The bench led by Chief Justice of India DY Chandrachud did not comment on the merits of the case.

A day after the Centre notified the Fact Check Unit under the Press Information Bureau to "address the challenge of fake news", the Supreme Court today paused the notification, setting aside the Bombay High Court's go-ahead to the government's move.

A bench of Chief Justice of India DY Chandrachud, Justice JB Pardiwala and Justice Manoj Misra said the matter concerns freedom of expression. The court, however, did not comment on the merits of the case.

Stand-up comic Kunal Kamra and the Editors Guild of India had approached Bombay High Court, seeking a direction to restrain the Centre from notifying the Fact Check Unit.

The provision for a Fact Check Unit was part of the amendments to the Information Technology (Intermediary Guidelines and Digital Media Ethics Code) Rules, 2021, brought by the Centre last year.

Under the rules, if this unit comes across or is informed about any posts that are fake, false, and contain misleading facts about the business of the government, it would flag them to social media intermediaries.
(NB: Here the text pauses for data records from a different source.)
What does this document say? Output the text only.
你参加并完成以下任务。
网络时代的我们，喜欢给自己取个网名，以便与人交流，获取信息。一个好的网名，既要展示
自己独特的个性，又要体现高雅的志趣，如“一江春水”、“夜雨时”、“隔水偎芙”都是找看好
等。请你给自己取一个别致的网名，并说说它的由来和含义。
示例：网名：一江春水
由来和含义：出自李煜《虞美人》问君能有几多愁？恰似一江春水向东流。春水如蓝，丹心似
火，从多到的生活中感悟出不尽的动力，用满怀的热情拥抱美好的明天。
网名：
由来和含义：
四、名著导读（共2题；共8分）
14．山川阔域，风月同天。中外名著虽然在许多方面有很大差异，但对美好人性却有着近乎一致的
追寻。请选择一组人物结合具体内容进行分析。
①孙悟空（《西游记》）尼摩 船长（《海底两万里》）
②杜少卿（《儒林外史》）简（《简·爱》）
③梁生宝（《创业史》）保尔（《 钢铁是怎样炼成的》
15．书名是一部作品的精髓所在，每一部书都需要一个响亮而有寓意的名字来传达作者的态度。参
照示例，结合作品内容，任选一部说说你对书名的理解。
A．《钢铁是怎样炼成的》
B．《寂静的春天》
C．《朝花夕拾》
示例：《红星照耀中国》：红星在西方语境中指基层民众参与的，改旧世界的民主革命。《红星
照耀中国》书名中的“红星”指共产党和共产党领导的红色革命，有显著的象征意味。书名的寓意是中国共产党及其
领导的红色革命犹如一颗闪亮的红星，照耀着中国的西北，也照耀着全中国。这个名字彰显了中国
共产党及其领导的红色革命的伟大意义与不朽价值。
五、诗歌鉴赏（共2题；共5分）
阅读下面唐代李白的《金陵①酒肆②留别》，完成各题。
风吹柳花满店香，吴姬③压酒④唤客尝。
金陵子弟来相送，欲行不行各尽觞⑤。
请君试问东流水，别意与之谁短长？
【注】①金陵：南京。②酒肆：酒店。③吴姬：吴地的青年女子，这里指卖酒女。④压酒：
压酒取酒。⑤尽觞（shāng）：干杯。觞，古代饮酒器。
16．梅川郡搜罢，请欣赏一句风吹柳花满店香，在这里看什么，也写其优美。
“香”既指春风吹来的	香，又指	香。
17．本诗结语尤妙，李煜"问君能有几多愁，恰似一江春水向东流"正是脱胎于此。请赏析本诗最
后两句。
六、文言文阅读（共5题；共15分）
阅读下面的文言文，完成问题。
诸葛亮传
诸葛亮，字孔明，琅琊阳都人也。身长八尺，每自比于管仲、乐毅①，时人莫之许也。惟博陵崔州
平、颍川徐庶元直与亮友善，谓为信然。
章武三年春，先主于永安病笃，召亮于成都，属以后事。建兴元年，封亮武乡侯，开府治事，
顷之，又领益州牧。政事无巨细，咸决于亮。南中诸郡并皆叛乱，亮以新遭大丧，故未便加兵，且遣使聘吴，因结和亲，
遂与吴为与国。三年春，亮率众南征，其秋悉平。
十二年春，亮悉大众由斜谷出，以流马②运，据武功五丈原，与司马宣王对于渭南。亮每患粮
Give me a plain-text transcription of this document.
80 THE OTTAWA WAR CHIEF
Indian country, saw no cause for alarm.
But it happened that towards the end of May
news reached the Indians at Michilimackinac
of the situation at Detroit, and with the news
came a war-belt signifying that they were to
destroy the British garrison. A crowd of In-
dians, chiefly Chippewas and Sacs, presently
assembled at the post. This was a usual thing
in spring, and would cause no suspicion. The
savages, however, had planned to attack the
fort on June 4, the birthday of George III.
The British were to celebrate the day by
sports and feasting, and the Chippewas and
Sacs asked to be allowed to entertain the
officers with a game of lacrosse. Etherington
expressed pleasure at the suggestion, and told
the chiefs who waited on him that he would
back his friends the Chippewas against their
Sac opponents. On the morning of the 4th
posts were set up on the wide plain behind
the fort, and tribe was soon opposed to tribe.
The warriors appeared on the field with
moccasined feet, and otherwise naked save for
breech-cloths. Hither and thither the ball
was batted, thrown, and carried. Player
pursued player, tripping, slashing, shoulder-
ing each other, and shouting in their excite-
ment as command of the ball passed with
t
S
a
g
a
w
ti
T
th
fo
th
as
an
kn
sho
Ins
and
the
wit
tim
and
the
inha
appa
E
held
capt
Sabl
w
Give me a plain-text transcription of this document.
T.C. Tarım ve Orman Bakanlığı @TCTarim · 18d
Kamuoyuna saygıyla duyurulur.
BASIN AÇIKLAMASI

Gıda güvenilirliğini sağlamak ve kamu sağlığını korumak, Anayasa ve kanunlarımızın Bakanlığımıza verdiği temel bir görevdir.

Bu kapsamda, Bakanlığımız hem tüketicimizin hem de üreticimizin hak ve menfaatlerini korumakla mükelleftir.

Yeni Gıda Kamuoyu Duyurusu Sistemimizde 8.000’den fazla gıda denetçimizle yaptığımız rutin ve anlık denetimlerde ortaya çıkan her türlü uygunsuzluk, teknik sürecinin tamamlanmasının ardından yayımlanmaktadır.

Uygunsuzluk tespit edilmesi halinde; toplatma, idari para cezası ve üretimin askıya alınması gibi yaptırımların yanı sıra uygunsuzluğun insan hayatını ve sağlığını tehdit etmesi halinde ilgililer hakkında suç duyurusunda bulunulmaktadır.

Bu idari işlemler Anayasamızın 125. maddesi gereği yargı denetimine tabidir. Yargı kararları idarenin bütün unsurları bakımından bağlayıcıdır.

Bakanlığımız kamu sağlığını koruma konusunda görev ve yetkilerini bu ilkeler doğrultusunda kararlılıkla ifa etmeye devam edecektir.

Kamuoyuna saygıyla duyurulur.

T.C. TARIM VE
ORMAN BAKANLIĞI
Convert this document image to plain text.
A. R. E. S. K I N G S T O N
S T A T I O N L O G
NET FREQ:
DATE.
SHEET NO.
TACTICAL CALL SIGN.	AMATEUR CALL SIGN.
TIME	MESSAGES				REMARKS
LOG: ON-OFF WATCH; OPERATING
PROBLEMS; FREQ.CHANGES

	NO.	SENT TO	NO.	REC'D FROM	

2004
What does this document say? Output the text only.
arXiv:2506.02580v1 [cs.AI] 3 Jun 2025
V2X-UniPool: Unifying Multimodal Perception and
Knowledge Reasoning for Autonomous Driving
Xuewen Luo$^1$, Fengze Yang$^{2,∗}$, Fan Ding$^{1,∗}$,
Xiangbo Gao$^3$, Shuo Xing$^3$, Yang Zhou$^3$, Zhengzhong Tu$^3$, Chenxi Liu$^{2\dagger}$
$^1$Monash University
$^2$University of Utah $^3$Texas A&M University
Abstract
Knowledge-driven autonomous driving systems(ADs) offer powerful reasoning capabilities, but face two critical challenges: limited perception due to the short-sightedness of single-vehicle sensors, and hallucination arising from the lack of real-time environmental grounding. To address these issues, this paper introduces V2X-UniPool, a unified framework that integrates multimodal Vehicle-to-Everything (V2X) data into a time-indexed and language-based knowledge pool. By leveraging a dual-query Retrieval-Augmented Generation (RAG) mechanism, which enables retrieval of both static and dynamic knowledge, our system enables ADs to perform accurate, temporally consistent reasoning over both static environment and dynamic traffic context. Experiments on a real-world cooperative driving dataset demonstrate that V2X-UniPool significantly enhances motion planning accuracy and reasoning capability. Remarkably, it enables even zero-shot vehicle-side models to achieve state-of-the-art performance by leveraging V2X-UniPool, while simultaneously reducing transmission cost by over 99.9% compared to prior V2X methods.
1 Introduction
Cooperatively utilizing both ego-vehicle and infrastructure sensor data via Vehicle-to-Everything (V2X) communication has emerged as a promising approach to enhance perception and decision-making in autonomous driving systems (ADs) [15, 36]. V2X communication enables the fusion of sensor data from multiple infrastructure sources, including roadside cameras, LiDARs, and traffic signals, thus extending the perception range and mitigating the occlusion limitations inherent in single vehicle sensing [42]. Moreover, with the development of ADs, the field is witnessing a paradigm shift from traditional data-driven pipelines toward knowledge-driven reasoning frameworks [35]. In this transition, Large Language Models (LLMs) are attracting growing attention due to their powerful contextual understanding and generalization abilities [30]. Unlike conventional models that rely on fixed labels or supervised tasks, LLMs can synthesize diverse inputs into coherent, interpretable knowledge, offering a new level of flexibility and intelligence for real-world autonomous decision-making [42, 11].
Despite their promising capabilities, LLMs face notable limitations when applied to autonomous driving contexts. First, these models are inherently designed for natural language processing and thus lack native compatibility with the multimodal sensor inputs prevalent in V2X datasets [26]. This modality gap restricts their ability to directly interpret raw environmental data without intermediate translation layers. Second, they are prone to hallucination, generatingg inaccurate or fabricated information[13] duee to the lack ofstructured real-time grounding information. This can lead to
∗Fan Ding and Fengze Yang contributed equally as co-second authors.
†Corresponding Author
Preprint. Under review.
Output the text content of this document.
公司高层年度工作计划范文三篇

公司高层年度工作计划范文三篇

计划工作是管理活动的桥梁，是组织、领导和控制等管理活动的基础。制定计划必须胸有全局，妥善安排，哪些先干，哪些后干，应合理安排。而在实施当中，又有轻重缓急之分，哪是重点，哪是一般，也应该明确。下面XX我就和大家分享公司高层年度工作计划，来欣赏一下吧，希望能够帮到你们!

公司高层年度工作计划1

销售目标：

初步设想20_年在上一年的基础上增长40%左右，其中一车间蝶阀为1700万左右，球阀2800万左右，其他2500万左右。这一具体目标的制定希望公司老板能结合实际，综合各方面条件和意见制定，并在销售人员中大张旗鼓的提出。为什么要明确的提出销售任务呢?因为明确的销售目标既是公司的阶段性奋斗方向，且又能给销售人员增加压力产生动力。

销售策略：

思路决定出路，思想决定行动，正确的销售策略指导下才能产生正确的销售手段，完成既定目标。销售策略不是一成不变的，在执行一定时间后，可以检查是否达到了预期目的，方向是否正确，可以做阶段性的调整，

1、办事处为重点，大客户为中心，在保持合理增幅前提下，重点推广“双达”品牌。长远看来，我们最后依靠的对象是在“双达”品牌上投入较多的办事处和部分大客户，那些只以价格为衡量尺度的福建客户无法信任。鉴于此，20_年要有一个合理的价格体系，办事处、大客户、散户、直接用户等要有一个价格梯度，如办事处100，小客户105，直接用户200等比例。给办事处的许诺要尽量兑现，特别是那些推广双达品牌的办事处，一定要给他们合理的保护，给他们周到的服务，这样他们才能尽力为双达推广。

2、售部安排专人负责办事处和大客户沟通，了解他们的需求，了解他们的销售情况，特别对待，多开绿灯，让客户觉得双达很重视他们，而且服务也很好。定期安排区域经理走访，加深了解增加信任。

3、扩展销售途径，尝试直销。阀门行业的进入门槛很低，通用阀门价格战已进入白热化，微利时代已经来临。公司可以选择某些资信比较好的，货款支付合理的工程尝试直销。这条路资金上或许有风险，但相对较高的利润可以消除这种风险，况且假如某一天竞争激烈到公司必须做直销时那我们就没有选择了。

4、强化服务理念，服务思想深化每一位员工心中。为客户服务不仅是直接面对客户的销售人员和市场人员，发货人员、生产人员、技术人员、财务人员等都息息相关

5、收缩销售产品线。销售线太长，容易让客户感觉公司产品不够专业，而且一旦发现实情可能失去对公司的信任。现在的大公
Once such a post is flagged, the intermediary has the option of taking it down or putting a disclaimer. In taking the second option, the intermediary risks legal action.

The petitioners had expressed concerns of censorship and said the new rules would restrict users from expressing themselves freely on social media. They had said the social media intermediaries would readily remove posts flagged by the government's Fact Check Unit to avoid legal troubles.

Mr Kamra also challenged the new IT rules for violating his right to work as a political satirist and expressed fear of losing his social media access if his content is flagged by the Fact Check Unit. The rules will allow the government to flag any content critical of its policies, he said.

The Centre had responded that the rules were issued in public interest to crack down on fake news. It had also said the fact-check will be based on evidence and such decisions can be challenged in courts.

The Centre also said political opinions, satire and comedy are not linked to government business; the petitioners have argued that 'business of the Central Government' is a "vague" area.

On March 11, the Bombay High Court refused to grant an interim stay on setting up the Fact-Check Unit, noting that no grave and irreparable loss would be caused.

The single-judge bench noted that the petitioners fear that exchange of information in the form of political discourses or comments, political satire, and so on may be targeted if the Fact Check Unit is notified. However, the Solicitor General has said the unit only intends to deal with government business in its strict sense, and did not aim to muzzle political views, satire or sarcasm, it noted.

The petitions against the new IT Rules were referred to a single-judge bench after a division bench's split verdict in January. While one of the judges on the division bench had struck down the rules, terming them unconstitutional, another had upheld them.

Last year, the Centre had assured the court that it would not notify the Fact Check Unit until a final verdict on IT rules. But after the split verdict, the Centre said the oral assurance could be extended only until the third judge took up the matter. The petitioners had then filed interim applications, seeking a pause on notifying the Fact Check Unit. After getting no relief from Bombay High Court, the petitioners approached the Supreme Court.